Scenario	SD-WAN alone	SASE
Connect branch offices over commodity internet	Yes — SD-WAN optimizes transport across multiple underlay links	Yes — SASE includes SD-WAN capabilities plus integrated security
Enforce security policy for remote/mobile users who never reach a branch	Limited — SD-WAN is primarily a branch/site technology	Yes — SASE security services follow user identity regardless of location
Replace legacy MPLS with more flexible transport	Yes — primary SD-WAN use case	Yes — SASE inherits this
Enforce per-request least-privilege access to SaaS apps	No — SD-WAN does not perform identity-aware access brokering	Yes — ZTNA and CASB components within SASE address this
Traditional hub-and-spoke VPN with on-prem firewall inspection	No — this is the legacy model SD-WAN and SASE are contrasted against	No — SASE distributes inspection to the cloud edge

A VPN, per NIST SP 800-77r1, is "a virtual network built on top of existing networks that can provide a secure communications mechanism for data and IP information transmitted between networks." A VPN creates an encrypted tunnel but does not by itself apply identity-aware, per-request policy or deliver cloud-native security services — that gap is what SASE addresses.

COMMON MISCONCEPTION

The trap: SASE = SD-WAN with encryption bolted on.

Candidates sometimes treat SASE as merely "SD-WAN plus a VPN" — a faster, more flexible transport that still terminates at an on-premises security appliance.

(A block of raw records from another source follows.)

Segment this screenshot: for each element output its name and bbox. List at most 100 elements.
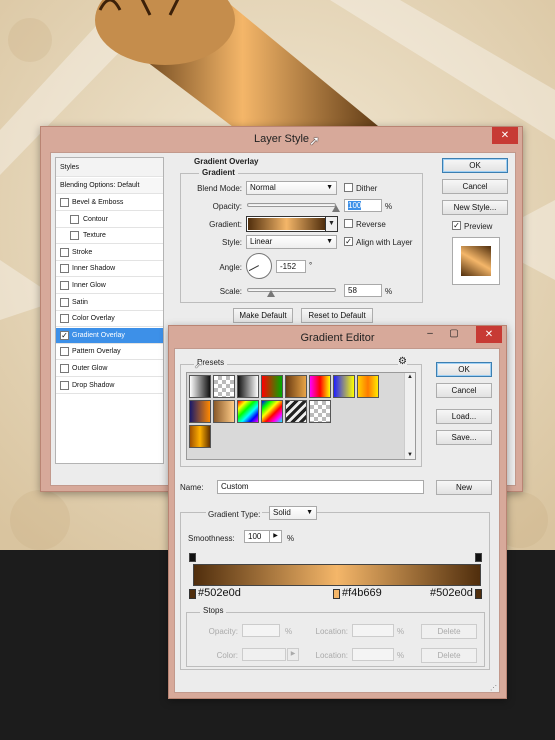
dither-checkbox[interactable] — [344, 183, 353, 192]
smoothness-arrow-icon[interactable]: ▶ — [269, 531, 281, 542]
preset-swatch[interactable] — [189, 375, 211, 398]
minimize-icon[interactable]: – — [420, 326, 440, 343]
layer-style-titlebar[interactable]: Layer Style ✕ — [41, 127, 522, 153]
smoothness-input[interactable]: 100 ▶ — [244, 530, 282, 543]
make-default-button[interactable]: Make Default — [233, 308, 293, 323]
presets-scrollbar[interactable]: ▲ ▼ — [404, 373, 415, 459]
style-checkbox[interactable] — [60, 297, 69, 307]
cancel-button[interactable]: Cancel — [442, 179, 508, 194]
style-item-bevel-emboss[interactable]: Bevel & Emboss — [56, 195, 163, 211]
style-checkbox[interactable] — [60, 247, 69, 257]
gradient-label: Gradient: — [209, 220, 242, 229]
style-checkbox[interactable] — [60, 281, 69, 290]
preset-swatch[interactable] — [189, 425, 211, 448]
color-stop-mid[interactable] — [333, 589, 340, 599]
style-select[interactable]: Linear ▼ — [246, 235, 337, 249]
style-item-drop-shadow[interactable]: Drop Shadow — [56, 378, 163, 394]
style-checkbox[interactable] — [60, 380, 69, 390]
blend-mode-select[interactable]: Normal ▼ — [246, 181, 337, 195]
preset-swatch[interactable] — [189, 400, 211, 423]
style-item-inner-glow[interactable]: Inner Glow — [56, 278, 163, 294]
editor-cancel-button[interactable]: Cancel — [436, 383, 492, 398]
preset-swatch[interactable] — [213, 400, 235, 423]
blending-options-item[interactable]: Blending Options: Default — [56, 178, 163, 194]
name-input[interactable]: Custom — [217, 480, 424, 494]
save-button[interactable]: Save... — [436, 430, 492, 445]
preset-swatch[interactable] — [285, 400, 307, 423]
color-delete-button[interactable]: Delete — [421, 648, 477, 663]
preset-swatch[interactable] — [213, 375, 235, 398]
scale-slider[interactable] — [247, 288, 336, 292]
gradient-type-select[interactable]: Solid ▼ — [269, 506, 317, 520]
style-item-pattern-overlay[interactable]: Pattern Overlay — [56, 344, 163, 361]
preset-swatch[interactable] — [285, 375, 307, 398]
style-item-stroke[interactable]: Stroke — [56, 245, 163, 261]
style-item-contour[interactable]: Contour — [56, 212, 163, 228]
style-checkbox[interactable] — [60, 264, 69, 274]
style-checkbox[interactable] — [60, 198, 69, 207]
scale-slider-thumb[interactable] — [266, 290, 275, 297]
preview-checkbox[interactable]: ✓ — [452, 221, 461, 230]
style-checkbox[interactable] — [60, 314, 69, 324]
style-item-outer-glow[interactable]: Outer Glow — [56, 361, 163, 377]
new-gradient-button[interactable]: New — [436, 480, 492, 495]
dither-label: Dither — [356, 184, 378, 193]
gradient-picker[interactable]: ▼ — [246, 216, 338, 232]
preset-swatch[interactable] — [357, 375, 379, 398]
stop-opacity-location-input[interactable] — [352, 624, 394, 637]
preset-swatch[interactable] — [261, 400, 283, 423]
angle-input[interactable]: -152 — [276, 260, 306, 273]
gradient-dropdown-button[interactable]: ▼ — [325, 217, 337, 231]
preset-swatch[interactable] — [309, 400, 331, 423]
gradient-ramp[interactable] — [193, 564, 481, 586]
stop-color-swatch[interactable] — [242, 648, 286, 661]
preset-swatch[interactable] — [309, 375, 331, 398]
ok-button[interactable]: OK — [442, 158, 508, 173]
blend-mode-label: Blend Mode: — [197, 184, 242, 193]
style-item-satin[interactable]: Satin — [56, 295, 163, 311]
style-checkbox[interactable] — [70, 214, 79, 224]
color-stop-left[interactable] — [189, 589, 196, 599]
opacity-unit: % — [385, 202, 393, 211]
preset-swatch[interactable] — [237, 400, 259, 423]
mouse-cursor-icon: ➚ — [194, 359, 204, 371]
color-stop-right[interactable] — [475, 589, 482, 599]
opacity-input[interactable]: 100 — [344, 199, 382, 212]
color-arrow-icon[interactable]: ▶ — [287, 648, 299, 661]
reverse-checkbox[interactable] — [344, 219, 353, 228]
style-item-gradient-overlay[interactable]: ✓ Gradient Overlay — [56, 327, 163, 344]
style-checkbox[interactable]: ✓ — [60, 330, 69, 340]
opacity-slider-thumb[interactable] — [332, 205, 340, 212]
close-icon[interactable]: ✕ — [492, 127, 518, 144]
style-checkbox[interactable] — [60, 347, 69, 357]
stop-color-location-input[interactable] — [352, 648, 394, 661]
preset-swatch[interactable] — [261, 375, 283, 398]
style-checkbox[interactable] — [70, 231, 79, 241]
style-checkbox[interactable] — [60, 364, 69, 373]
stop-opacity-input[interactable] — [242, 624, 280, 637]
scroll-up-icon[interactable]: ▲ — [407, 374, 413, 380]
opacity-stop-left[interactable] — [189, 553, 196, 562]
resize-grip-icon[interactable]: ⋰ — [490, 684, 497, 692]
style-item-color-overlay[interactable]: Color Overlay — [56, 311, 163, 328]
reset-default-button[interactable]: Reset to Default — [301, 308, 373, 323]
align-checkbox[interactable]: ✓ — [344, 237, 353, 246]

This is wrong in two important ways.

First, the security stack in SASE is architecturally cloud-delivered and distributed. NIST SP 800-207 describes zero trust as moving "defenses from static, network-based perimeters to focus on users, assets, and resources" — an on-premises firewall choke point is the model SASE replaces, not what it describes.

Second, SASE incorporates identity-aware access controls aligned with zero trust principles. NIST SP 800-207 states zero trust eliminates "implicit trust granted to assets or user accounts based solely on their physical or network location." A VPN tends to grant broad network access once a tunnel is established — the opposite of least-privilege per-request enforcement.

The specific misconception that appears in exam scenarios: a remote workforce needing secure access to cloud applications — selecting "VPN concentrator at HQ" describes the legacy perimeter model, not SASE.

How it shows up on the exam

The cognitive target is apply and analyze: given a described environment, identify which architecture — SD-WAN, SASE, traditional VPN, or perimeter firewall — best fits the stated security requirement.

Signal phrases to recognize:

• "Cloud-delivered security services" — points toward SASE, not standalone SD-WAN.
• "Distributed workforce connecting directly to SaaS" — the canonical SASE scenario; backhauling traffic to a corporate data center is the wrong answer.
• "Converges networking and security at the edge" — definitional for SASE.
• "Software-defined" + "WAN" + "multiple transport links" — SD-WAN transport optimization, which may or may not involve a full SASE stack.
• "Implicit trust" or "network location as the trust boundary" — this is the legacy model that zero trust (and by extension SASE) is designed to replace, per NIST SP 800-207.

Candidates often confuse SASE with a VPN-based remote-access solution because both address the "remote user needs access" problem. The architectural distinction is where and how policy is enforced: a VPN enforces access at a fixed network endpoint after establishing a tunnel; SASE enforces least-privilege, identity-aware policy at every access request regardless of physical location, consistent with zero trust principles described in NIST SP 800-207.

Related concepts

• Failure modes — understanding how SD-WAN's use of multiple underlay transports provides resilience against individual link failures.
• Jump server — a legacy access-control pattern (a hardened bastion host) that illustrates what SASE's zero trust network access is designed to supersede or supplement.
• Intrusion detection and prevention — IDS/IPS capabilities are among the security functions that SASE architectures deliver as cloud services rather than on-premises appliances.